I can only speak from experience, so I will. Here are the reasons I found him to be so frustrating, which all sort of come down to poor communication on his part:
If I sent him an email asking three questions, at best I could expect half an answer to one question at a time, if I heard anything at all. I would have to nag him over and over if I wanted to ever hear an answer to anything. I am talking at least three emails and asking him over a messenger before hearing "the sketch is okay, but make the feet bigger." If you don't harass him, you will probably not hear an answer. For example, when he first emailed me, he basically said "I'd like you to draw my Hexadragon" and I replied immediately with "here are my prices, what kind of commission would you like (i.e. sketch, digital drawing, etc)?" I never heard back from him, so I assumed he was no longer interested and I went on to other commissions. A FULL MONTH later, he emails again saying "what's the deal? Aren't you going to take my commission?" He still didn't tell me what kind of commission he wanted until I pestered him again.
He is not clear about what he actually wants. In my case (and everyone I know who has taken a commission from him) he asks for YOUR interpretation of a Hexadragon.

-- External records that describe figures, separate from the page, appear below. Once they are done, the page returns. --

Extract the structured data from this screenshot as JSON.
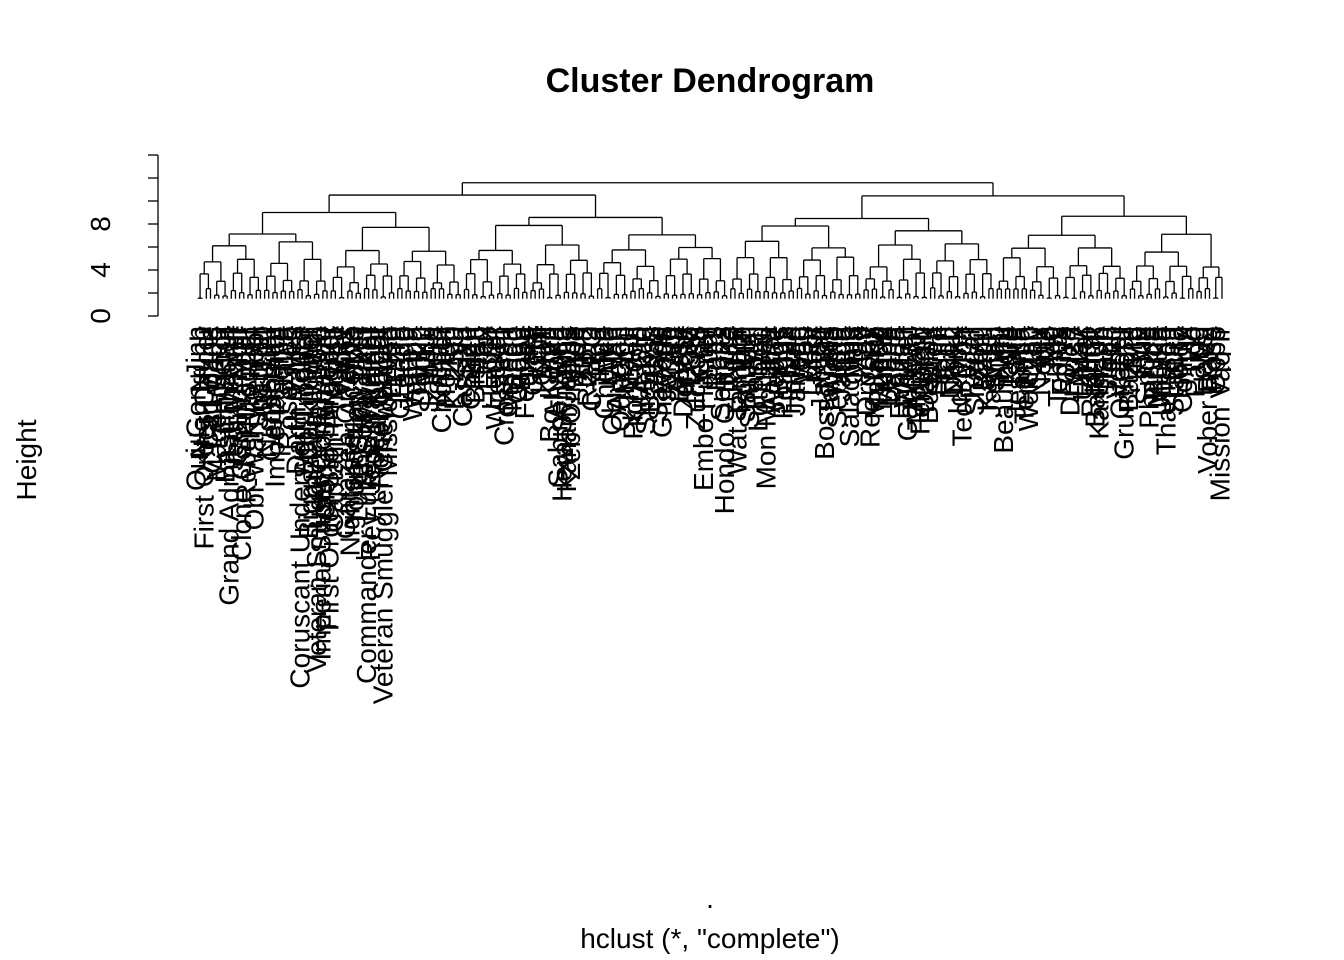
{
  "chart_data": {
    "type": "dendrogram",
    "title": "Cluster Dendrogram",
    "xlabel": ".",
    "sublabel": "hclust (*, \"complete\")",
    "ylabel": "Height",
    "yticks": [
      0,
      4,
      8
    ],
    "ylim": [
      0,
      14
    ],
    "method": "complete",
    "leaf_label_height": 1.5,
    "leaves": [
      "Qui-Gon Jinn",
      "Nien Nunb",
      "First Order Officer",
      "Cad Bane",
      "CT-21-0408",
      "Mace Windu",
      "Emperor",
      "Bastila Shan",
      "Grand Admiral Thrawn",
      "Jedi Master",
      "Grand Moff",
      "Clone Commander",
      "Rebel Trooper",
      "Kylo Ren",
      "Obi-Wan Kenobi",
      "Scanner",
      "IG-100",
      "Nightsister",
      "Geonosian",
      "Imperial Pilot",
      "Padme",
      "Jawa",
      "Rose Tico",
      "Fives",
      "Darth Vader",
      "Coruscant Underworld Police",
      "Sith Trooper",
      "Biggs Darklighter",
      "Luminara Unduli",
      "Veteran Smuggler Han Solo",
      "Imperial Super Commando",
      "Clone Sergeant",
      "First Order Stormtrooper",
      "Captain Phasma",
      "Rey",
      "Vader",
      "Garazeb Orrelios",
      "Nightsister Acolyte",
      "Young Han Solo",
      "Luke Skywalker",
      "Ahsoka Tano",
      "Commander Luke Skywalker",
      "Rey (Jedi Training)",
      "Jedi Knight",
      "Rebel Officer",
      "Veteran Smuggler Chewbacca",
      "Mission Vao",
      "Embo",
      "Ezra",
      "Greedo",
      "Lando",
      "Leia",
      "Wampa",
      "Tarkin",
      "Dooku",
      "Maul",
      "Sabine",
      "Hera",
      "Kanan",
      "Chopper",
      "Hondo",
      "Zeb",
      "K-2SO",
      "Jyn",
      "Cassian",
      "Baze",
      "Chirrut",
      "Bistan",
      "Pao",
      "Rex",
      "Echo",
      "Hunter",
      "Wrecker",
      "Tech",
      "Crosshair",
      "Omega",
      "Mando",
      "Grogu",
      "Boba",
      "Fennec",
      "Cara",
      "Greef",
      "Kuiil",
      "IG-11",
      "Moff",
      "Bo-Katan",
      "Ahsoka",
      "Sabine Wren",
      "Hera Syndulla",
      "Kanan Jarrus",
      "Zeb Orrelios",
      "Poe",
      "Finn",
      "BB-8",
      "R2-D2",
      "C-3PO",
      "Yoda",
      "Han",
      "Chewie",
      "Luke",
      "Obi-Wan",
      "Anakin",
      "Qui-Gon",
      "Mace",
      "Ki-Adi",
      "Plo Koon",
      "Kit Fisto",
      "Aayla",
      "Shaak Ti",
      "Barriss",
      "Asajj",
      "Savage",
      "Grievous",
      "Jango",
      "Zam",
      "Aurra",
      "Bossk",
      "Dengar",
      "IG-88",
      "4-LOM",
      "Zuckuss",
      "Cad",
      "Embo Hunter",
      "Sugi",
      "Latts",
      "Rumi",
      "Seripas",
      "Hondo Ohnaka",
      "Nute",
      "Rune",
      "Wat Tambor",
      "Poggle",
      "San Hill",
      "Shu Mai",
      "Passel",
      "Lott Dod",
      "Bail",
      "Mon Mothma",
      "Ackbar",
      "Wedge",
      "Biggs",
      "Porkins",
      "Dak",
      "Hobbie",
      "Janson",
      "Tycho",
      "Wes",
      "Zev",
      "Lobot",
      "Nien",
      "Jar Jar",
      "Boss Nass",
      "Tarpals",
      "Watto",
      "Sebulba",
      "Jabba",
      "Bib",
      "Salacious",
      "Oola",
      "Max",
      "Sy",
      "Droopy",
      "Ree-Yees",
      "Malakili",
      "Pondo",
      "Muftak",
      "Kabe",
      "Labria",
      "Ponda",
      "Evazan",
      "Wuher",
      "Garindan",
      "Ketwol",
      "Momaw",
      "Feltipern",
      "Dannik",
      "BoShek",
      "Brea",
      "Senni",
      "Figrin",
      "Tedn",
      "Nalan",
      "Doikk",
      "Ickabel",
      "Tech Mo'r",
      "Lirin",
      "Rycar",
      "Sharad",
      "Zorii",
      "Babu",
      "Kaydel",
      "Jannah",
      "Snap",
      "Nimi",
      "Beaumont",
      "Tallie",
      "Karé",
      "Jessika",
      "Larma",
      "Temmin",
      "Wollivan",
      "Zay",
      "Sinjir",
      "Norra",
      "Jas",
      "Rio",
      "Val",
      "Tobias",
      "Enfys",
      "Qi'ra",
      "Dryden",
      "L3-37",
      "Maz",
      "Unkar",
      "Teedo",
      "Rathtar",
      "Bala-Tik",
      "Kanjiklub",
      "Tasu",
      "Sidon",
      "Ello",
      "Vober",
      "Ottegru",
      "Grummgar",
      "Bazine",
      "Pru",
      "Kylo",
      "Hux",
      "Snoke",
      "Phasma",
      "Pryde",
      "Mitaka",
      "Unamo",
      "Thanisson",
      "Ematt",
      "Statura",
      "Holdo",
      "Connix",
      "Vi",
      "Tico",
      "Paige",
      "DJ",
      "Haysi",
      "Vober Dand",
      "Rose",
      "Oppo",
      "Mission Vao Ir"
    ]
  }
}
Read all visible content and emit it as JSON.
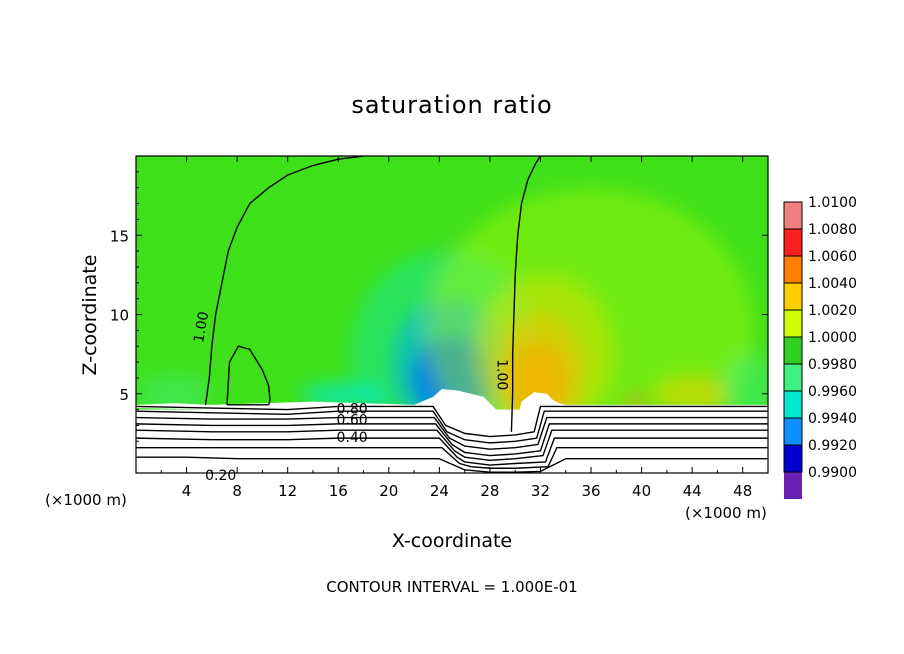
{
  "chart_data": {
    "type": "heatmap",
    "title": "saturation ratio",
    "xlabel": "X-coordinate",
    "ylabel": "Z-coordinate",
    "x_unit": "(×1000 m)",
    "x_unit_right": "(×1000 m)",
    "footer": "CONTOUR INTERVAL = 1.000E-01",
    "xlim": [
      0,
      50
    ],
    "ylim": [
      0,
      20
    ],
    "xticks": [
      4,
      8,
      12,
      16,
      20,
      24,
      28,
      32,
      36,
      40,
      44,
      48
    ],
    "yticks": [
      5,
      10,
      15
    ],
    "colorbar": {
      "range": [
        0.99,
        1.01
      ],
      "ticks": [
        "1.0100",
        "1.0080",
        "1.0060",
        "1.0040",
        "1.0020",
        "1.0000",
        "0.9980",
        "0.9960",
        "0.9940",
        "0.9920",
        "0.9900"
      ],
      "colors": [
        "#f08080",
        "#ff2020",
        "#ff8000",
        "#ffd000",
        "#ccff00",
        "#30d020",
        "#40f080",
        "#00e8d0",
        "#1090ff",
        "#0000d0",
        "#6a20b0"
      ]
    },
    "background_color": "#3ee01a",
    "contour_labels": [
      {
        "text": "1.00",
        "x": 5.2,
        "y": 9.2,
        "rotate": -80
      },
      {
        "text": "1.00",
        "x": 28.9,
        "y": 6.2,
        "rotate": 90
      },
      {
        "text": "0.80",
        "x": 17.1,
        "y": 4.0,
        "rotate": 0
      },
      {
        "text": "0.60",
        "x": 17.1,
        "y": 3.3,
        "rotate": 0
      },
      {
        "text": "0.40",
        "x": 17.1,
        "y": 2.2,
        "rotate": 0
      },
      {
        "text": "0.20",
        "x": 6.7,
        "y": -0.2,
        "rotate": 0
      }
    ],
    "contours": [
      {
        "level": 1.0,
        "x": [
          5.5,
          5.8,
          6.0,
          6.3,
          6.8,
          7.3,
          8.0,
          9.0,
          10.5,
          12.0,
          14.0,
          16.0,
          18.0
        ],
        "y": [
          4.3,
          6.0,
          8.0,
          10.0,
          12.0,
          14.0,
          15.5,
          17.0,
          18.0,
          18.8,
          19.4,
          19.8,
          20.0
        ]
      },
      {
        "level": 1.0,
        "x": [
          29.7,
          29.8,
          29.8,
          29.9,
          30.0,
          30.2,
          30.5,
          31.0,
          31.6,
          32.0
        ],
        "y": [
          2.6,
          5.0,
          7.5,
          10.0,
          12.5,
          15.0,
          17.0,
          18.5,
          19.5,
          20.0
        ]
      },
      {
        "level": 1.0,
        "x": [
          7.2,
          7.4,
          8.1,
          9.0,
          10.0,
          10.5,
          10.6,
          10.5,
          8.0,
          7.2
        ],
        "y": [
          4.3,
          7.0,
          8.0,
          7.8,
          6.5,
          5.5,
          4.6,
          4.3,
          4.3,
          4.3
        ]
      },
      {
        "level": 0.9,
        "x": [
          0,
          6,
          12,
          16,
          20,
          23.5,
          24.5,
          26,
          28,
          30,
          31.5,
          32,
          33,
          36,
          40,
          44,
          50
        ],
        "y": [
          4.2,
          4.1,
          4.0,
          4.2,
          4.2,
          4.2,
          3.0,
          2.5,
          2.3,
          2.4,
          2.6,
          4.2,
          4.2,
          4.2,
          4.2,
          4.2,
          4.2
        ]
      },
      {
        "level": 0.8,
        "x": [
          0,
          6,
          12,
          16,
          20,
          23.5,
          24.6,
          26,
          28,
          30,
          31.7,
          32.3,
          33,
          36,
          40,
          44,
          50
        ],
        "y": [
          3.9,
          3.8,
          3.7,
          3.9,
          3.9,
          3.9,
          2.6,
          2.1,
          1.9,
          2.0,
          2.2,
          3.9,
          3.9,
          3.9,
          3.9,
          3.9,
          3.9
        ]
      },
      {
        "level": 0.7,
        "x": [
          0,
          6,
          12,
          16,
          20,
          23.6,
          24.8,
          26,
          28,
          30,
          31.8,
          32.5,
          33,
          36,
          40,
          44,
          50
        ],
        "y": [
          3.5,
          3.4,
          3.4,
          3.5,
          3.5,
          3.5,
          2.2,
          1.7,
          1.5,
          1.6,
          1.8,
          3.5,
          3.5,
          3.5,
          3.5,
          3.5,
          3.5
        ]
      },
      {
        "level": 0.6,
        "x": [
          0,
          6,
          12,
          16,
          20,
          23.7,
          25.0,
          26,
          28,
          30,
          32,
          32.7,
          33.2,
          36,
          40,
          44,
          50
        ],
        "y": [
          3.1,
          3.0,
          3.0,
          3.1,
          3.1,
          3.1,
          1.8,
          1.3,
          1.1,
          1.2,
          1.4,
          3.1,
          3.1,
          3.1,
          3.1,
          3.1,
          3.1
        ]
      },
      {
        "level": 0.5,
        "x": [
          0,
          6,
          12,
          16,
          20,
          23.8,
          25.2,
          26,
          28,
          30,
          32.2,
          32.9,
          33.4,
          36,
          40,
          44,
          50
        ],
        "y": [
          2.7,
          2.6,
          2.6,
          2.7,
          2.7,
          2.7,
          1.4,
          1.0,
          0.8,
          0.9,
          1.1,
          2.7,
          2.7,
          2.7,
          2.7,
          2.7,
          2.7
        ]
      },
      {
        "level": 0.4,
        "x": [
          0,
          6,
          12,
          16,
          20,
          24.0,
          25.4,
          26,
          28,
          30,
          32.4,
          33.1,
          33.6,
          36,
          40,
          44,
          50
        ],
        "y": [
          2.2,
          2.1,
          2.1,
          2.2,
          2.2,
          2.2,
          1.0,
          0.7,
          0.5,
          0.6,
          0.7,
          2.2,
          2.2,
          2.2,
          2.2,
          2.2,
          2.2
        ]
      },
      {
        "level": 0.3,
        "x": [
          0,
          6,
          12,
          16,
          20,
          24.2,
          25.6,
          26.5,
          28,
          30,
          32.6,
          33.3,
          33.8,
          36,
          40,
          44,
          50
        ],
        "y": [
          1.6,
          1.6,
          1.6,
          1.6,
          1.6,
          1.6,
          0.6,
          0.4,
          0.3,
          0.3,
          0.4,
          1.6,
          1.6,
          1.6,
          1.6,
          1.6,
          1.6
        ]
      },
      {
        "level": 0.2,
        "x": [
          0,
          4,
          8,
          12,
          16,
          20,
          24,
          26,
          28,
          30,
          32,
          34,
          36,
          40,
          44,
          50
        ],
        "y": [
          1.0,
          1.0,
          0.9,
          0.9,
          0.9,
          0.9,
          0.9,
          0.2,
          0.05,
          0.05,
          0.1,
          0.9,
          0.9,
          0.9,
          0.9,
          0.9
        ]
      }
    ],
    "white_regions": [
      {
        "x": [
          0,
          3,
          6,
          10,
          14,
          18,
          22,
          23.5,
          24.2,
          25.5,
          27.5,
          28.5,
          29.2,
          29.2,
          28,
          26,
          24.5,
          23.8,
          20,
          16,
          12,
          6,
          0
        ],
        "y": [
          4.3,
          4.4,
          4.3,
          4.4,
          4.5,
          4.4,
          4.3,
          4.8,
          5.3,
          5.2,
          4.8,
          4.0,
          3.0,
          2.2,
          1.8,
          1.9,
          2.6,
          3.9,
          4.0,
          4.0,
          3.9,
          4.0,
          4.1
        ]
      },
      {
        "x": [
          29.8,
          30.5,
          31.5,
          32.5,
          33.0,
          33.5,
          34,
          38,
          42,
          46,
          50,
          50,
          46,
          40,
          33.5,
          32.2,
          31.5,
          30.5,
          29.8
        ],
        "y": [
          2.2,
          4.5,
          5.1,
          5.0,
          4.6,
          4.4,
          4.3,
          4.3,
          4.3,
          4.3,
          4.3,
          4.0,
          4.0,
          4.0,
          4.0,
          2.0,
          1.8,
          1.9,
          2.2
        ]
      }
    ],
    "anomalies": [
      {
        "color": "#0000d0",
        "cx": 25.0,
        "cy": 6.0,
        "rx": 3.2,
        "ry": 2.6,
        "opacity": 0.95
      },
      {
        "color": "#1090ff",
        "cx": 24.8,
        "cy": 6.8,
        "rx": 4.6,
        "ry": 4.2,
        "opacity": 0.55
      },
      {
        "color": "#00e8d0",
        "cx": 24.5,
        "cy": 7.5,
        "rx": 7.5,
        "ry": 6.5,
        "opacity": 0.35
      },
      {
        "color": "#ff2020",
        "cx": 31.8,
        "cy": 5.8,
        "rx": 2.4,
        "ry": 2.4,
        "opacity": 0.95
      },
      {
        "color": "#ff8000",
        "cx": 32.0,
        "cy": 6.5,
        "rx": 3.6,
        "ry": 3.6,
        "opacity": 0.6
      },
      {
        "color": "#ffd000",
        "cx": 32.3,
        "cy": 7.5,
        "rx": 5.5,
        "ry": 5.0,
        "opacity": 0.45
      },
      {
        "color": "#ccff00",
        "cx": 36.0,
        "cy": 9.0,
        "rx": 13.0,
        "ry": 9.0,
        "opacity": 0.35
      },
      {
        "color": "#ff2020",
        "cx": 39.5,
        "cy": 4.5,
        "rx": 0.7,
        "ry": 0.35,
        "opacity": 0.9
      },
      {
        "color": "#ffd000",
        "cx": 44.0,
        "cy": 5.0,
        "rx": 3.0,
        "ry": 1.2,
        "opacity": 0.5
      },
      {
        "color": "#00e8d0",
        "cx": 16.5,
        "cy": 4.9,
        "rx": 3.5,
        "ry": 0.8,
        "opacity": 0.7
      },
      {
        "color": "#40f080",
        "cx": 3.0,
        "cy": 5.0,
        "rx": 3.0,
        "ry": 1.2,
        "opacity": 0.5
      },
      {
        "color": "#40f080",
        "cx": 48.5,
        "cy": 5.5,
        "rx": 2.0,
        "ry": 2.0,
        "opacity": 0.5
      }
    ]
  }
}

He will give you some guidelines about the numbers of eyes and legs and toes and so on, but tells you that all the other details (such as coloration, markings, spikes, wings, whathaveyou) are all up to you. Sounds fun, right? When you sketch up a rough draft and show it to him, he will tell you to change stuff. "I don't like the face." "I don't like the pose of the tails." "Make the feet bigger." He will tell you to make it more generic. More cliche. More like a traditional dragon. So actually, he's not really asking for your ideas at all. He is asking you to draw an idea he already has in his head, but he won't tell you what it is. I wound up having to start my drawing over from scratch three times because he didn't like them (though for the record, one of those times was because I misread an email and thus was my own fault.) Finally I just drew something really boring and he was satisfied.
In the end, with enough nagging, I DID get my payments, so it's not like he ripped me off or anything. And for the record, I'm sure Ksilebo is a great guy, and I'm sure there are some artists out there who have had a fantastic experience with him. Personally, though, I wish I had never taken his commission because the irritation alone wasn't worth the price of the commission in the first place.
My advice to anyone who hasn't been commissioned by him yet is either refuse him or make sure that the price is high enough to compensate you for all the time and effort you will waste just trying to get some clear information from him. Be prepared to wait at least a week, maybe a month before getting payments or replies. Make sure you establish in advance that you will only make changes to the drawing x-number of times before charging a fee, or that you will charge a fee per change and a larger fee if he makes you draw it over again. Also, don't bother being creative and save yourself a lot of heartache by drawing something boring from the beginning, because apparently that's what he wants.